10. A is in deep space. The solar wind is at his back, pushing him along at a rate of 0.000000001 m/s.

At this rate, it will take the rest of his life to travel a distance of just over eight feet. B is on a space rock, watching A drift by glacially. Imagine you are B.

   (a) Imagine you are 20m from A. Close enough to see his face. Close enough to know his shape. Close enough to imagine Contact.

   (b) You have a rope. If you can throw it just right, you may be able to tie yourself to A, turn his course, affect his trajectory. You will not be able to stop him, but you may be able to make sure that wherever it is he drifts to you end up there as well.

   (c) Assume you are of average strength. Assume you are of above-average compassion, patience, will, and determination.

   (d) If you throw the rope and miss, what happens? If you never throw the rope, what happens?

   (e) Imagine you will spend a period of eighty years within a few meters of this astronaut, a man in an insulated space suit. Imagine it is possible to drift by this man, staring at him, as he makes his way into the infinite ocean of space.

   (f) You will never know any other points, other problems, the mysteries of biochemistry, the magic of literature, the pleasures of topology. You will know only physics.

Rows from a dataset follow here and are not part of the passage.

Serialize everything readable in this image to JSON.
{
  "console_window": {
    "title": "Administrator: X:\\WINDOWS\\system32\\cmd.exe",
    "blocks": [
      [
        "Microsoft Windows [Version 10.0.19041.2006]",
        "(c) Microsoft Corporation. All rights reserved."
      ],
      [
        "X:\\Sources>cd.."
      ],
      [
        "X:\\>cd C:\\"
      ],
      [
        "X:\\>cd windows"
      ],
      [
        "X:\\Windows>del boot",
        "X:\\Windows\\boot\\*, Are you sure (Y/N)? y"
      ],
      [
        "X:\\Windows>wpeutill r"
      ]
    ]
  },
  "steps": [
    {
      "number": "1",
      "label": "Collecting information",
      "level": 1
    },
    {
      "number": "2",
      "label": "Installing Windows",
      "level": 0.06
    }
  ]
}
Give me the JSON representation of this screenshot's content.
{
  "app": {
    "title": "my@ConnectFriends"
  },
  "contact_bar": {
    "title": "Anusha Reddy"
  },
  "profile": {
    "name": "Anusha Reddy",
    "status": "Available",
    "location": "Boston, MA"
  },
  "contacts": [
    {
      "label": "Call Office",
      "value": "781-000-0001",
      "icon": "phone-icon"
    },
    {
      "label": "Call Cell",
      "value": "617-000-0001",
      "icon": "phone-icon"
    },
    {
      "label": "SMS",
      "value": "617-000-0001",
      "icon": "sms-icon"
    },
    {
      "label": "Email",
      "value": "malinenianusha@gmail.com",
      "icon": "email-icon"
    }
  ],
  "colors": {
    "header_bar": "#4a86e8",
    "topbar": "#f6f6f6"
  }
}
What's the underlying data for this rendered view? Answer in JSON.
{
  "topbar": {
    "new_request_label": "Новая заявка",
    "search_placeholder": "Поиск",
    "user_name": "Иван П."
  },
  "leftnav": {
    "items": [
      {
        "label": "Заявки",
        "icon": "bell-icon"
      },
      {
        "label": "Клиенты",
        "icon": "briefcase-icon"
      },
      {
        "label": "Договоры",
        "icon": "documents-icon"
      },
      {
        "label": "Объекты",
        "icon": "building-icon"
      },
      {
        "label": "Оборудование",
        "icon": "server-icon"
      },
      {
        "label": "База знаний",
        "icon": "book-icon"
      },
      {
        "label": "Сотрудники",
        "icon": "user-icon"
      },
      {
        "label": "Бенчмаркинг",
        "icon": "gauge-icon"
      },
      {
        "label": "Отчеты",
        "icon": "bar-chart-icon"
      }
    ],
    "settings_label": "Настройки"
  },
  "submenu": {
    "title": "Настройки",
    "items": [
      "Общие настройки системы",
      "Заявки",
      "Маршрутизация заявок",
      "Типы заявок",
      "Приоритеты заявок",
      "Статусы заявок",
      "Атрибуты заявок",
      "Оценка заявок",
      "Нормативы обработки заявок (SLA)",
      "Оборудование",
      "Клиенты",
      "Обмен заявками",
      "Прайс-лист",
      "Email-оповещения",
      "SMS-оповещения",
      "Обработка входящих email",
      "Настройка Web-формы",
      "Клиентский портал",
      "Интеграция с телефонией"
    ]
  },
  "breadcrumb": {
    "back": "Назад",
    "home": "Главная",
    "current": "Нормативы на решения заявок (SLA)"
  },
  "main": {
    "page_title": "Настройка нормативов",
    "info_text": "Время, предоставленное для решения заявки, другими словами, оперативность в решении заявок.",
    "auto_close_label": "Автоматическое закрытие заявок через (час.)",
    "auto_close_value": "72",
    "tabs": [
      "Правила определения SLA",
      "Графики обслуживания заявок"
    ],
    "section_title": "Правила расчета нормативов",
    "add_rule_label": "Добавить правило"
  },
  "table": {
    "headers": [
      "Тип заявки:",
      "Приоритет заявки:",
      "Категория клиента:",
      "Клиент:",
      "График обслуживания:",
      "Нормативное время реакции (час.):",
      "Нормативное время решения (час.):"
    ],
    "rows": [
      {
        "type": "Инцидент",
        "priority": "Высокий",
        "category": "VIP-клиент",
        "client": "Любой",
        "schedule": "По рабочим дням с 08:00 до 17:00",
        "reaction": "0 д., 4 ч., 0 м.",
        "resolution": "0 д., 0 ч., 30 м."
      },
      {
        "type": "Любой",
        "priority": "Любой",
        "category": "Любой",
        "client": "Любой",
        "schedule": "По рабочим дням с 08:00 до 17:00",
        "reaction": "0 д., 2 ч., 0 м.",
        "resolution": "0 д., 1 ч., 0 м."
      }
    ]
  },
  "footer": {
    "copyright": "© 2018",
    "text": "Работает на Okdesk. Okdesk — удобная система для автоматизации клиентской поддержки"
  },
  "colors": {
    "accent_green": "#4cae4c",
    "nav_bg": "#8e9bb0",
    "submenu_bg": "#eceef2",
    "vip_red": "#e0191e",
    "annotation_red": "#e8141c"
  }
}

   (g) You will never know what it feels like inside his suit.

   (h) You will never know why you are on this rock.

11. INITIAL CONDITIONS

A is on a train traveling due west along the x-axis at a constant velocity of seventy kilometers per hour (70 km/h). He is carrying a suitcase (30kg) and a small bound volume (his thesis; 0.7 kg; 7 years).

He stands at the rear of the train, looking back at the town of (6,3): a point full of sadness, an origin of vectors, a locus of desire; a point like any other point.